My concerns for running a sound business and making a decent living for my family seem to prevent me from pursuing a spiritual life. The fear of not having enough drives my life. I am so confused about what my true purpose should be, and I long to strike a balance between worldly concerns and spiritual growth.
The issues you raise about how your business concerns seem to be in conflict with your wish for a progressive inner life are a source of confusion to many seekers. The only real confusion we face at any time is over what our purpose is here on this earth. Please don’t think this an oversimplification of the problem. Whenever we are unsure about what this life is for, we invent images to supply this missing certainty. One of these images, and a more common one these days, may be to picture ourselves as “successful” businesspeople, or experts who are looked up to and held in high esteem by others. Living from this purpose, our sense of self is all wrapped up in making our enterprises succeed, for we believe our security — in fact, in some ways our very “life” — depends upon keeping the picture intact. So, our time and energies, physically and psychologically, are absorbed by this image and its intended goal. Our business now runs us. Unfortunately, this goal to “win” is powerless to produce what it promises, and actually serves to divide us — a state that prohibits spiritual success. Now we find ourselves at odds with our own inventions. And while I realize this illustration may sound extreme to you, as your stated wish was to learn how to strike a balance between necessary worldly concerns and spiritual growth, nevertheless, the principle governing our inner success remains true here as well.

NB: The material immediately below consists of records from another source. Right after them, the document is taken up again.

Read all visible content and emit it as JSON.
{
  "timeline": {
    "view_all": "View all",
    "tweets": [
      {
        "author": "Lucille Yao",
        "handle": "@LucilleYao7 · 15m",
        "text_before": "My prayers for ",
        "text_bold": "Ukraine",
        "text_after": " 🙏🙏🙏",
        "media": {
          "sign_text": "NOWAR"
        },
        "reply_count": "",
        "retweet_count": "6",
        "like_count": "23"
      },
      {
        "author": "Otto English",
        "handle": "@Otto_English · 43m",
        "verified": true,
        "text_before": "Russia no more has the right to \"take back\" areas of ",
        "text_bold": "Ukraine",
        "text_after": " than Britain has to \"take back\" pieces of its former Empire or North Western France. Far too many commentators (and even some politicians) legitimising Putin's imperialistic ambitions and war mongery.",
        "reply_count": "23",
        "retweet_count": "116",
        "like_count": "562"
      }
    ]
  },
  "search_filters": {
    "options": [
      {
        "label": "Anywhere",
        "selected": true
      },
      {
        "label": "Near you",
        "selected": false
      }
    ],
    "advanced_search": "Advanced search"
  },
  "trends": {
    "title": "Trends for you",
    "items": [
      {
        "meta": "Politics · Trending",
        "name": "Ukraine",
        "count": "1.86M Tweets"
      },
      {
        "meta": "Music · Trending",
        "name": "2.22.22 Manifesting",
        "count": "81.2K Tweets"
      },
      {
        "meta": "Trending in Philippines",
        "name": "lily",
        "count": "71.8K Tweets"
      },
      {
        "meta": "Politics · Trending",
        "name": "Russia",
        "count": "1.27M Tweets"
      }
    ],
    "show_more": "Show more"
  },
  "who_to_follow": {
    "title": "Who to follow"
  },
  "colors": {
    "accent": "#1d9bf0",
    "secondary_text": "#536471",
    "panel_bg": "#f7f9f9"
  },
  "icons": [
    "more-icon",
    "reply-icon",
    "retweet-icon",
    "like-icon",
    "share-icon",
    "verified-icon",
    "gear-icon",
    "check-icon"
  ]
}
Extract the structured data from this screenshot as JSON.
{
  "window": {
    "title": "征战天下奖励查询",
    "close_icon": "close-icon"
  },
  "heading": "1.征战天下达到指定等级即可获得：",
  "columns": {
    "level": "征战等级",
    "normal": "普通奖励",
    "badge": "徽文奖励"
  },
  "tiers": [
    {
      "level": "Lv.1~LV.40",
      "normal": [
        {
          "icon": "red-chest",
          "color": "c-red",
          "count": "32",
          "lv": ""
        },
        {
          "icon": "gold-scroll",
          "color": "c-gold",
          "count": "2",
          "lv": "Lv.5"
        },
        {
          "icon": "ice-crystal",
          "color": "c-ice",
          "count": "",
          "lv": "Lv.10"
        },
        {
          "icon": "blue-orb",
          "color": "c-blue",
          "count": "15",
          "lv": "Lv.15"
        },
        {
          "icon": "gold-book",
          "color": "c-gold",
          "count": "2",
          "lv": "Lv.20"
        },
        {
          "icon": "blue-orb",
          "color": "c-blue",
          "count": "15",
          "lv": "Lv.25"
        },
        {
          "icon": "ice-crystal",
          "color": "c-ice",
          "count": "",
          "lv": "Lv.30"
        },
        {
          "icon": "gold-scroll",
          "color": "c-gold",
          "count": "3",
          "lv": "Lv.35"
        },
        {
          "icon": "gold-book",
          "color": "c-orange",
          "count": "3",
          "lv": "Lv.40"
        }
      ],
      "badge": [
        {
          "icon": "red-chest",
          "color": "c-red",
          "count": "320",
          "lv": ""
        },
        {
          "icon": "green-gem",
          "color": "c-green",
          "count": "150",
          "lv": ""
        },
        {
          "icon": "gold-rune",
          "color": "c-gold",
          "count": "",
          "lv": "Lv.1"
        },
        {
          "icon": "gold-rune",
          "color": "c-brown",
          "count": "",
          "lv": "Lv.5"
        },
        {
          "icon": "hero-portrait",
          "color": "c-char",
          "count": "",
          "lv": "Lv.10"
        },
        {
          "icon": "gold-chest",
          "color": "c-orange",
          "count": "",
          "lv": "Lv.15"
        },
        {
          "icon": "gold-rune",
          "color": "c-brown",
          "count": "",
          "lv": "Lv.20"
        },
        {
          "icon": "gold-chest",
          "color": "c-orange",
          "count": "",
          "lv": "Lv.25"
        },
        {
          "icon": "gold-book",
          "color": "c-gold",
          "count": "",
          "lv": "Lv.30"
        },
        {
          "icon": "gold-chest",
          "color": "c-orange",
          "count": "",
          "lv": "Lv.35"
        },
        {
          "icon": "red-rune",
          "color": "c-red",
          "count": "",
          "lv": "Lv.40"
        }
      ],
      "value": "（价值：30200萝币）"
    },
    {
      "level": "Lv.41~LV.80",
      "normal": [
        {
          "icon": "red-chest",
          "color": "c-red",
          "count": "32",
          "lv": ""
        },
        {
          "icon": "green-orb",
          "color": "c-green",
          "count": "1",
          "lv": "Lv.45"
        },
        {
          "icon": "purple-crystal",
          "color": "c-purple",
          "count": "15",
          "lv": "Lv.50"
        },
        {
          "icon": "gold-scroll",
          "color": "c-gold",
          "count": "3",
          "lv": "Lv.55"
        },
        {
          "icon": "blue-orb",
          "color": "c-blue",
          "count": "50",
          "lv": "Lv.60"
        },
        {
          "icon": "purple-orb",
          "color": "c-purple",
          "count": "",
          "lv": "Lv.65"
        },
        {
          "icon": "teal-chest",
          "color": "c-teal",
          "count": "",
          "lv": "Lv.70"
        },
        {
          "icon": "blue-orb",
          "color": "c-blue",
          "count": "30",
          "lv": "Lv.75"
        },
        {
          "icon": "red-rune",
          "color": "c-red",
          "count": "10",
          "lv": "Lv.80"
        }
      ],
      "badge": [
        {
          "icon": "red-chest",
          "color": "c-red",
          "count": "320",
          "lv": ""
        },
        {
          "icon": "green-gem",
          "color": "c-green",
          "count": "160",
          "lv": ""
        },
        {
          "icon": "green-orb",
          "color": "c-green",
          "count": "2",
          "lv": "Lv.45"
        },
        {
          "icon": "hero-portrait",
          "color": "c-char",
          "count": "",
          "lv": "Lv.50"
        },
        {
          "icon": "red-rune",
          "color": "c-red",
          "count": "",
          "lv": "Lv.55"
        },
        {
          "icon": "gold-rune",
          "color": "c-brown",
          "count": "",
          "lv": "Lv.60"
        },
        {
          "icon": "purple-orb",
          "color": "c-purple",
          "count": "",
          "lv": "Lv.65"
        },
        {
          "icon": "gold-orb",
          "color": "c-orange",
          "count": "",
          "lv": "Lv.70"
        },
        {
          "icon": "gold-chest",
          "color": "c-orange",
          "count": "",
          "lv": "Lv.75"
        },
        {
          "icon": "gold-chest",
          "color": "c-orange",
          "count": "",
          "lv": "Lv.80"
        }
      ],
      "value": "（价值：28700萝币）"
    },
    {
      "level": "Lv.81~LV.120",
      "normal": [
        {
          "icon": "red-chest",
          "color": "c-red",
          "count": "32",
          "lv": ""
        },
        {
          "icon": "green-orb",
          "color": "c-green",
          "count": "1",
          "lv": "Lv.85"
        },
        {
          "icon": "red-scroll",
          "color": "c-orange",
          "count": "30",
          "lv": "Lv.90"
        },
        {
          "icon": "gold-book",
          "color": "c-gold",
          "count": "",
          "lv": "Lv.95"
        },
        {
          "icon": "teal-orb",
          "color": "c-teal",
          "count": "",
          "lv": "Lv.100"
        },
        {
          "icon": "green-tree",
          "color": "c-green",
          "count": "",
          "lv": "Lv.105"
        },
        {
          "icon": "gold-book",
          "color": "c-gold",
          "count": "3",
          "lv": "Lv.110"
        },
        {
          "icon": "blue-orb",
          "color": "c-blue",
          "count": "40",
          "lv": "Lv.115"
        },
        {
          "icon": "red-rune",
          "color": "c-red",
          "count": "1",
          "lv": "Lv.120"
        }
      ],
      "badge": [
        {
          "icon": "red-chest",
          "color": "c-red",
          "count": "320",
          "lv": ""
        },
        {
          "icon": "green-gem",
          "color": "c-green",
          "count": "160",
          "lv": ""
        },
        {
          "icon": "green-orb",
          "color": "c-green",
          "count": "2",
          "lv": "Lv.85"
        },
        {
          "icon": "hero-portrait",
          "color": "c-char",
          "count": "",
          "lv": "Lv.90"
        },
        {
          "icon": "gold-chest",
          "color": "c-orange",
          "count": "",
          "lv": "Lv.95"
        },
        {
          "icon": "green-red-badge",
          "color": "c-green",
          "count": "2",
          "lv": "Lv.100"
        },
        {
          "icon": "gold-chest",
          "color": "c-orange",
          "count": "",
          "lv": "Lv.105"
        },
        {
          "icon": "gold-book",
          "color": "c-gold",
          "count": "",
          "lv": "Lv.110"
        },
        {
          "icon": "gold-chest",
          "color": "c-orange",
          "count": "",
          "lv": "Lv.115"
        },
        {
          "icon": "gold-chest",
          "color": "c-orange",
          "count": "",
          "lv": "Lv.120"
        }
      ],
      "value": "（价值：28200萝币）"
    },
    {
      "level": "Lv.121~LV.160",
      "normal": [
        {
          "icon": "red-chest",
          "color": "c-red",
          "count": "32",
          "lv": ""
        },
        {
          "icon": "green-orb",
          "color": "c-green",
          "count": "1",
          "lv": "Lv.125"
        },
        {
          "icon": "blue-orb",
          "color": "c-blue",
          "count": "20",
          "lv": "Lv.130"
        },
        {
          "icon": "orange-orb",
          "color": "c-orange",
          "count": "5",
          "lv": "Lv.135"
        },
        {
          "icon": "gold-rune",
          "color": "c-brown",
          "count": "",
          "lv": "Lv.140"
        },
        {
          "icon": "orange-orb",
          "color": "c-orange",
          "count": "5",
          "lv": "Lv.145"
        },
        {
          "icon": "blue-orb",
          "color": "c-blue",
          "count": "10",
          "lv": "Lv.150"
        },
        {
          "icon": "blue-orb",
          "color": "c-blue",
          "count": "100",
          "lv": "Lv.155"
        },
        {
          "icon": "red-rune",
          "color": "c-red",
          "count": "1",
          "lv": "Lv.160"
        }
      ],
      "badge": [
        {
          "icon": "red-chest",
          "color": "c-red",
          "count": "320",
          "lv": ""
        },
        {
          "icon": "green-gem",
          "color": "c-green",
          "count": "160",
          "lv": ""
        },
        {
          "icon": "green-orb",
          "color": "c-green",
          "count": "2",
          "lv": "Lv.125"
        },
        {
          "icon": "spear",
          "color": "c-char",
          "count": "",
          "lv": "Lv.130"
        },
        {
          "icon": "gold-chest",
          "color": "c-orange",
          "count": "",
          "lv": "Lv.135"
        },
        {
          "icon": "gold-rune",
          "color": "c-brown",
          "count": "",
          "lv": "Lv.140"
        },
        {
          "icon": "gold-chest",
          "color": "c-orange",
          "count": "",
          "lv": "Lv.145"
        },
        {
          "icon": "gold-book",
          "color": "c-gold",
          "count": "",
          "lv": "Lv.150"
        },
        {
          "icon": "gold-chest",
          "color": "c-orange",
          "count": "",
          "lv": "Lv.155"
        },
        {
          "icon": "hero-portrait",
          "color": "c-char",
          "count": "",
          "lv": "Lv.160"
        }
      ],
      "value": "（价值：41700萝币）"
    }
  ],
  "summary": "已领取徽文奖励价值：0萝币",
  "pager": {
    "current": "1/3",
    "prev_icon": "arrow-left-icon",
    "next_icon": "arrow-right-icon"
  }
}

Imagine a man picking apples in his orchard, which happens to sit in the wilds somewhere. He must pick fruit to survive, and yet he knows that each time he ventures out into his orchards his life is in danger, for mountain lions roam the region. I ask you to tell me: Where would this man’s attention be the whole time he was busy with his worldly duty? That’s right. He would go to work each time with the understanding that his task in his world of trees is always a twofold one: the first to be awake for signs of danger, the second to enjoy the fruits his efforts may produce for him. In short, awareness of his true condition defines his purpose, and it is this purpose that sets, or tends to define, what are his genuine priorities.
Our efforts to do good, sound business do not have to be, as our false nature would have us believe, at the cost of being awake and enjoying the natural fruits of spiritual goodness. Let us each resolve, as many times as needed, to redefine what we really want from this life, and in the light of our renewed, higher purpose, place our attention to those areas of our inner life which this new purpose demands. When we live in this way, with Truth as our intention and truthfulness as our guide, there is no more conflict.
As far as what to do about those fears of not having enough to live the way you want to, ask yourself the following question: Can anything I am afraid to live without ever be the source of my fearlessness? The answer is obviously a resounding “No!” But what does this discovery teach us? What good is anything we may have if all it can do for us is make us frightened that one day we may not have enough of “it”… whatever that “it” may be — money, approval, family, friends, etc.? We must get tired of being frightened that one day we may not have enough of what it is in our lives that has failed and is powerless to make us fearless human beings. Then, as it grows clear to us that our problem is fear itself, we will know exactly what to do each time we start to feel afraid. We will become consciously fearless. We will be aware of the fear, but no longer buy into what it wants us to do about it. Here begins the truly fearless life.